The obtained singular value vectors can characterize the lateral component of the illumination parameter that filters out interfering noise. Subsequently, the axial component can be accessed through the angular relationship between the three amplitude wave vectors. With the exact illumination parameters, precise spectrum separation and reorganization can be performed, followed by super-resolution reconstruction. If uneven illumination parameters are to be handled, firstly, for the acquired raw 3D stack data with edge length \(N\) and layer number \({N}_{z}\), it is divided into \({(\frac{2N}{m}-1)}^{2}\) tiled sub-stacks of size \(2m\times 2m\times {N}_{z}\) (where \(m\) is set to 64 to balance efficiency and accuracy), with half of the region of each sub-stack shared with its adjacent object. For any segmented tiled subset, the normalized MCNR, which characterizes the illumination modulation quality of the focal plane, is obtained by calculating the photon count for every pixel in the tiled image of each layer. The tiled images with MCNR exceeding a certain threshold (which is empirically taken to be 0.85) are considered capable of contributing reliable illumination parameters and are thus retained for subsequent processing. The remaining images in the sub-stack, however, are replaced by the composite image obtained through weighted averaging with relatively higher-quality images due to being in the defocused background. Next, the 3D reconstruction parameter distribution of the sub-stack is accessed layer by layer using a PCA-based parameter estimation approach. To further ensure the reliability of the calculated parameters, erroneous measurements are identified based on experimental prior knowledge. This prior assumes that wave vectors of different illumination directions are numerically close and differ by ~120° in orientation.

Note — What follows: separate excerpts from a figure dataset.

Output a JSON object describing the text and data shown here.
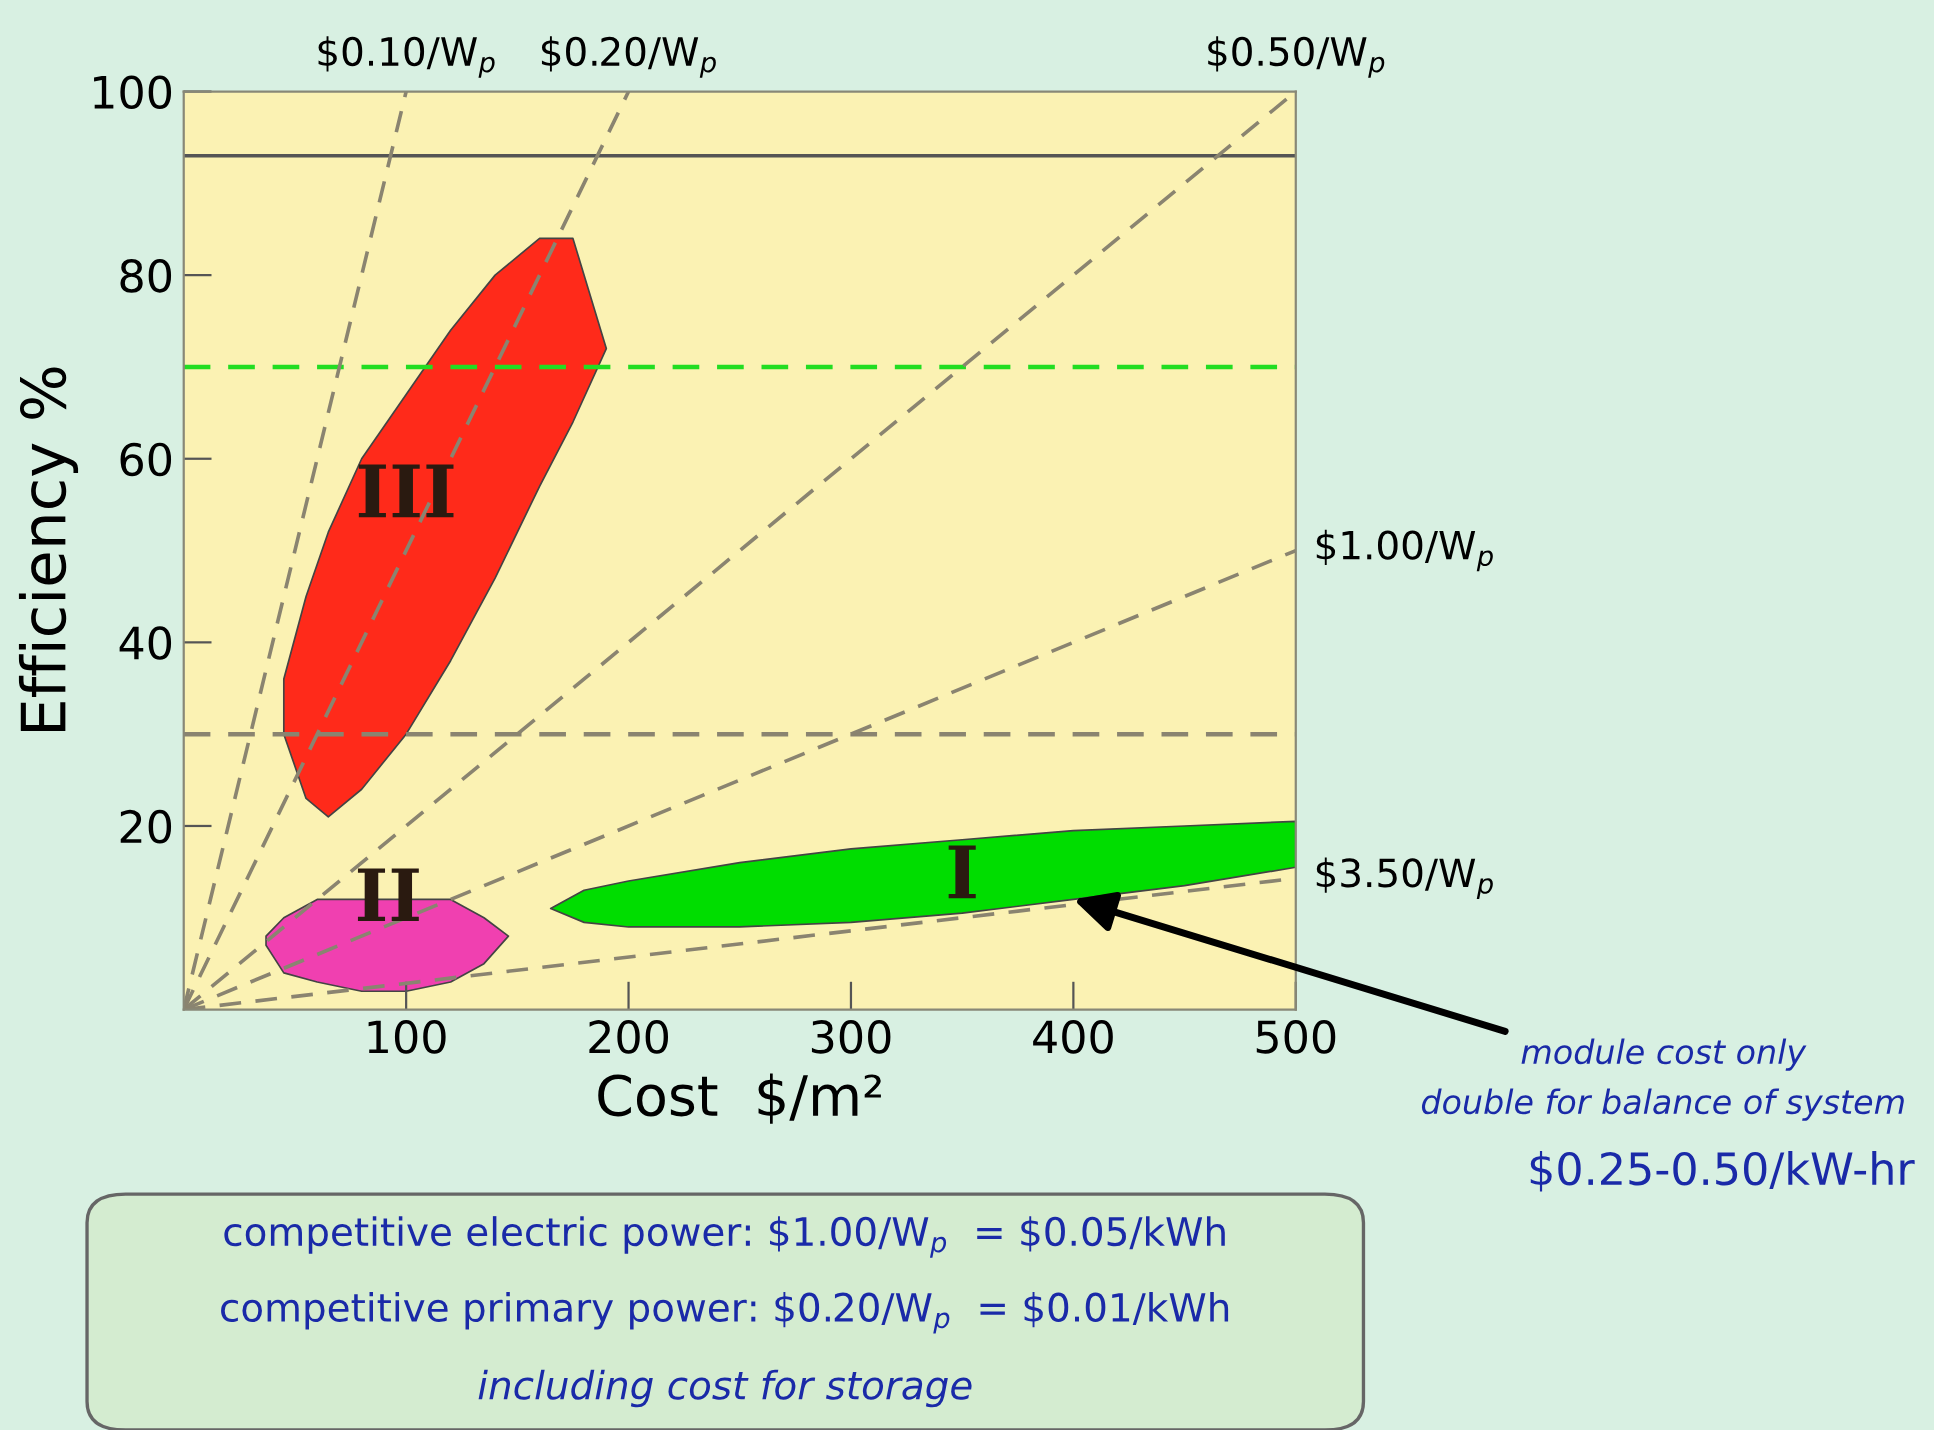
{
  "chart_data": {
    "type": "line",
    "xlabel": "Cost  $/m²",
    "ylabel": "Efficiency %",
    "xlim": [
      0,
      500
    ],
    "ylim": [
      0,
      100
    ],
    "xticks": [
      100,
      200,
      300,
      400,
      500
    ],
    "yticks": [
      20,
      40,
      60,
      80,
      100
    ],
    "grid": false,
    "line_style": "dashed",
    "marker": "none",
    "series": [
      {
        "name": "$0.10/W$_{p}$",
        "color": "#8a8470",
        "x": [
          0,
          100
        ],
        "values": [
          0,
          100
        ]
      },
      {
        "name": "$0.20/W$_{p}$",
        "color": "#8a8470",
        "x": [
          0,
          200
        ],
        "values": [
          0,
          100
        ]
      },
      {
        "name": "$0.50/W$_{p}$",
        "color": "#8a8470",
        "x": [
          0,
          500
        ],
        "values": [
          0,
          100
        ]
      },
      {
        "name": "$1.00/W$_{p}$",
        "color": "#8a8470",
        "x": [
          0,
          500
        ],
        "values": [
          0,
          50
        ]
      },
      {
        "name": "$3.50/W$_{p}$",
        "color": "#8a8470",
        "x": [
          0,
          500
        ],
        "values": [
          0,
          14.3
        ]
      },
      {
        "type": "area",
        "color": "#ff2a1a",
        "x": [
          45,
          55,
          65,
          80,
          100,
          120,
          140,
          160,
          175,
          190,
          175,
          160,
          140,
          120,
          100,
          80,
          65,
          55,
          45
        ],
        "values": [
          30,
          23,
          21,
          24,
          30,
          38,
          47,
          57,
          64,
          72,
          84,
          84,
          80,
          74,
          67,
          60,
          52,
          45,
          36
        ]
      },
      {
        "type": "area",
        "color": "#f040b0",
        "x": [
          37,
          45,
          60,
          80,
          100,
          120,
          135,
          146,
          135,
          120,
          100,
          80,
          60,
          45,
          37
        ],
        "values": [
          7,
          4,
          3,
          2,
          2,
          3,
          5,
          8,
          10,
          12,
          12,
          12,
          12,
          10,
          8
        ]
      },
      {
        "type": "area",
        "color": "#00dd00",
        "x": [
          165,
          180,
          200,
          250,
          300,
          350,
          400,
          450,
          500,
          500,
          450,
          400,
          350,
          300,
          250,
          200,
          180,
          165
        ],
        "values": [
          11,
          9.5,
          9,
          9,
          9.5,
          10.5,
          12,
          13.5,
          15.5,
          20.5,
          20,
          19.5,
          18.5,
          17.5,
          16,
          14,
          13,
          11
        ]
      }
    ],
    "ref_lines": [
      {
        "axis": "y",
        "value": 93,
        "color": "#555555",
        "line_style": "solid"
      },
      {
        "axis": "y",
        "value": 30,
        "color": "#8a8470",
        "line_style": "dashed"
      },
      {
        "axis": "y",
        "value": 70,
        "color": "#22dd22",
        "line_style": "dashed"
      }
    ],
    "annotations": [
      {
        "text": "III",
        "x": 100,
        "y": 52
      },
      {
        "text": "II",
        "x": 92,
        "y": 8
      },
      {
        "text": "I",
        "x": 350,
        "y": 10.5
      },
      {
        "text": "module cost only\ndouble for balance of system",
        "x": 400,
        "y": 12
      },
      "$0.25-0.50/kW-hr",
      "competitive electric power: $1.00/W$_{p}$  = $0.05/kWh",
      "competitive primary power: $0.20/W$_{p}$  = $0.01/kWh",
      "including cost for storage"
    ]
  }
}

Once outliers are excluded, the parameters are recalculated using the full-FOV images. Using these experimental parameters, the super-resolution information of the sub-stack can be accurately demodulated and reconstructed (detailed in Supplementary file 1: Note S3.3). After performing deconvolution with the axial-extended OTF determined by the average lateral wave vector, the optimized super-resolution subset data can be obtained. The above steps are carried out for all tiled subsets, and finally, the fusion of each subset is accomplished by Eq. 6 to yield the full-FOV volumetric super-resolution information. Note that in most cases, the PCA-3DSIM version with the adaptive tiled-block strategy is recommended.

Statistical analysis

Figures 24 show the representative data from 10 representative experiments. SSIM between the reconstruction results and the ground truth in Fig. 2, the PANEL and rFRC values of the reconstruction results in Fig. 3, and the distribution of the lateral illumination wave vectors in Fig. 4 are presented as box plots (center line, average; limits, 75% and 25%; whiskers, maximum and minimum) in graphs. The intensity profiles in Figs. 24 are in MATLAB.